Allí donde está vigente este lema atroz, no hay posibilidad de pluralismo político, artístico, intelectual ni en los comportamientos personales. El fanatismo convierte en un erial el campo potencialmente feraz de las creaciones sociales. España es un ejemplo de ello en el terreno científico, porque el celo inquisitorial nos mantuvo en un atraso obligado durante los siglos en que la investigación experimental comenzaba a dar frutos en las más liberales naciones de Europa. Algo semejante ocurrió en el campo artístico y también en el científico (¡recordemos a Lysenko!) durante la larga dictadura comunista en la URSS. Y actualmente salta a la vista que las teocracias islámicas mantienen a los países que las padecen en situaciones de enanismo político, estético, científico y social. Nada tiene que ver esta constatación con la temida y voceada «islamofobia» que algunos esgrimen no siempre desinteresadamente como escudo protector contra argumentos bien razonados y difíciles de recusar. En la mayoría de las ocasiones, los fanatico-terroristas causan más víctimas entre quienes dicen defender que entre sus supuestos enemigos: Al Qaeda y el EI son peligrosos sobre todo para los musulmanes que no suscriben su radicalismo feroz, y los terroristas fanáticos de ETA cuentan la mayor parte de sus expoliados y asesinados entre los miembros de ese «pueblo vasco» por cuya libertad aseguran que matan y extorsionan. Luchar contra ellos no es «islamofobia» ni «vascofobia». Incluso los rasgos que en el propio Voltaire hoy pueden parecer antisemitas se deben a que reprochaba a los judíos el invento del monoteísmo, fuente de los peores fanatismos eclesiales. Creo que su mensaje definitivo consiste en asegurar que lo único a lo que tenemos que tener auténtica fobia razonada y democrática es al fanatismo, venga de la raíz teocrática o ideológica que fuera. Y mientras sigan apareciendo los fanáticos entre nosotros y hasta reclamando su derecho a serlo, tendremos que seguir recordándole y tomándole como ejemplo.

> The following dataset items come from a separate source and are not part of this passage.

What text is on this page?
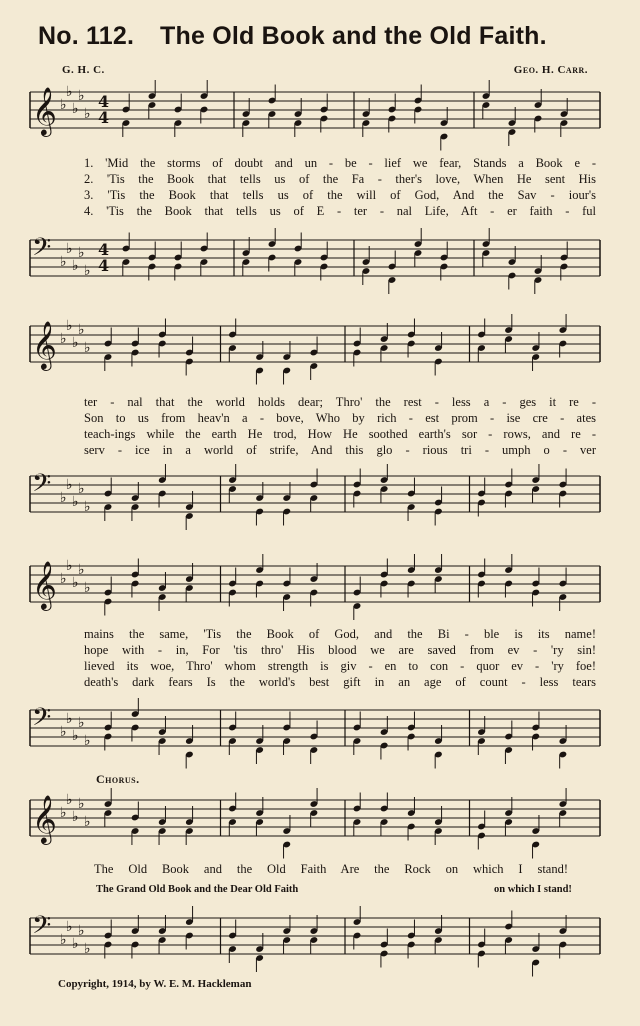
No. 112.	The Old Book and the Old Faith.
G. H. C.	Geo. H. Carr.
𝄞 ♭
♭
♭
♭
♭
4
4
𝄢 ♭
♭
♭
♭
♭
4
4
𝄞 ♭
♭
♭
♭
♭
𝄢 ♭
♭
♭
♭
♭
𝄞 ♭
♭
♭
♭
♭
𝄢 ♭
♭
♭
♭
♭
𝄞 ♭
♭
♭
♭
♭
𝄢 ♭
♭
♭
♭
♭
1. 'Mid the storms of doubt and un - be - lief we fear, Stands a Book e -
2. 'Tis the Book that tells us of the Fa - ther's love, When He sent His
3. 'Tis the Book that tells us of the will of God, And the Sav - iour's
4. 'Tis the Book that tells us of E - ter - nal Life, Aft - er faith - ful
ter - nal that the world holds dear; Thro' the rest - less a - ges it re -
Son to us from heav'n a - bove, Who by rich - est prom - ise cre - ates
teach-ings while the earth He trod, How He soothed earth's sor - rows, and re -
serv - ice in a world of strife, And this glo - rious tri - umph o - ver
mains the same, 'Tis the Book of God, and the Bi - ble is its name!
hope with - in, For 'tis thro' His blood we are saved from ev - 'ry sin!
lieved its woe, Thro' whom strength is giv - en to con - quor ev - 'ry foe!
death's dark fears Is the world's best gift in an age of count - less tears
Chorus.
The Old Book and the Old Faith Are the Rock on which I stand!
The Grand Old Book and the Dear Old Faith	on which I stand!
Copyright, 1914, by W. E. M. Hackleman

Este libro pretende a la vez ser un homenaje y un arma de combate contra el fanatismo terrorista actual. En primer lugar, incluye una laudatio de Voltaire y una antología de opiniones y flechazos que he espigado en su obra inmensa y ya publiqué por primera vez hace años. Como apéndice, cuatro ejercicios volterianos escritos con motivo de los atentados de Charlie Hebdo y de las opiniones proferidas a propósito de ellos, incluida la declaración pugilística del papa Bergoglio sobre el hipotético ofensor de su mamá. El conjunto va dedicado a Sara, mi mujer, de quién soy fanático pero sólo por las vías del amor.